If you're a very well organised person you can book your inter-city bus ticket online five years in advance at todays prices which might add up to a reasonable saving. It is currently possible to book a bus ticket online for any date up until 31 December 2013. Provided you're organised enough to remember that you pre-booked your ticket five years ago and be able to keep your e-mail print-out in a safe place you could be able to save a reasonably significant amount of money by doing this.

But it's not even as if you're really reserving a seat though. Buses are still filled on a first-come-first-served basis. You could stand in front of the driver waving your e-mail print-out screaming "I booked this five years ago" as much as you wanted but if all the seats were already taken you'd still have to wait for the next bus.

It's a funny thing that bus tickets should be cheaper to buy online because it appears that processing the online bookings is costlier. According to the terms on the Bus Éireann web-site:

"Once your credit card details have been processed, you will be sent an e-mail
confirmation with a validation code. You must print that confirmation e-mail and give it to the ticket issuing staff at the Bus Éireann ticket office or to the bus driver before travelling on the bus. The ticket clerk or bus driver will check the validation code electronically and then issue you with the appropriate travel ticket in exchange." You are also required to have photo ID with you.

The lady in question seems to have made the mistake of reading all of this and believing it! She thought it was enough to show the e-mail print-out to the driver and have a bit of ID with her and that would be it. Instead the bus driver took out a massive red book resembling a Thoms Directory and started leafing through it. Apparently it was the Big Rule Book of Bus Fares.

Meanwhile everyone else in the queue stood and scowled. My emotions varied from boredom to annoyance at the obvious stupidity of the woman with her bit of A4 paper to the obvious stupidity of the driver for not just telling her to feck off.

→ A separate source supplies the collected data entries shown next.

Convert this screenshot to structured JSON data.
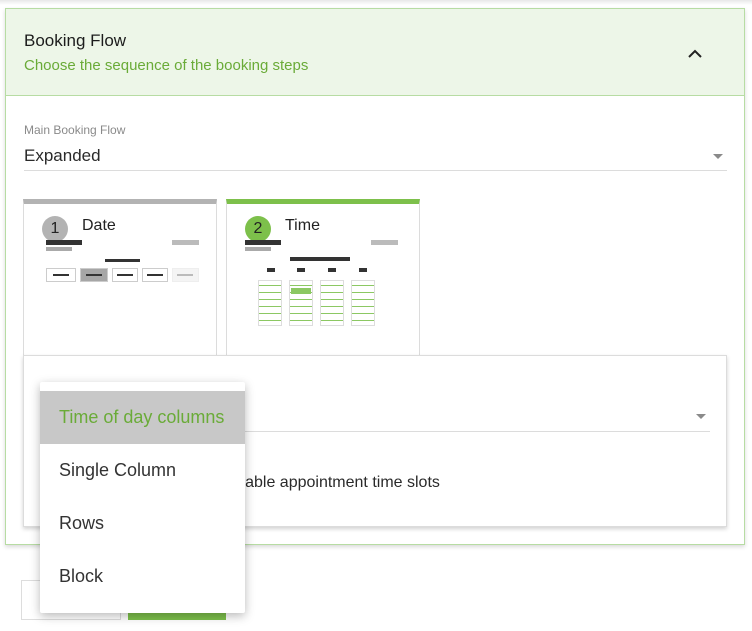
{
  "section": {
    "title": "Booking Flow",
    "subtitle": "Choose the sequence of the booking steps",
    "collapse_icon": "chevron-up-icon"
  },
  "main_flow": {
    "label": "Main Booking Flow",
    "value": "Expanded"
  },
  "steps": [
    {
      "number": "1",
      "label": "Date",
      "color": "#b3b3b3"
    },
    {
      "number": "2",
      "label": "Time",
      "color": "#7dc04b"
    }
  ],
  "settings": {
    "option_text": "ilable appointment time slots"
  },
  "dropdown": {
    "options": [
      "Time of day columns",
      "Single Column",
      "Rows",
      "Block"
    ],
    "selected": "Time of day columns"
  },
  "colors": {
    "accent": "#7dc04b",
    "accent_text": "#6aab38",
    "header_bg": "#edf6e8"
  }
}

After the bus driver had re-read the e-mail and the Big Rule Book of Bus Fares it was the turn of another bus official to have a look at it. And then another. After three people had looked at the e-mail, and as far as I'm aware no validation code had been electronically checked, the woman was allowed to proceed on her journey. As were the rest of us passengers. The bus was only 12 minutes late leaving Busaras.

Once again, let me repeat: this was at the Bus ARAS. The central bus station of Bus Éireann. If they can't cope with an e-mail here what chance do the ones in the sticks have?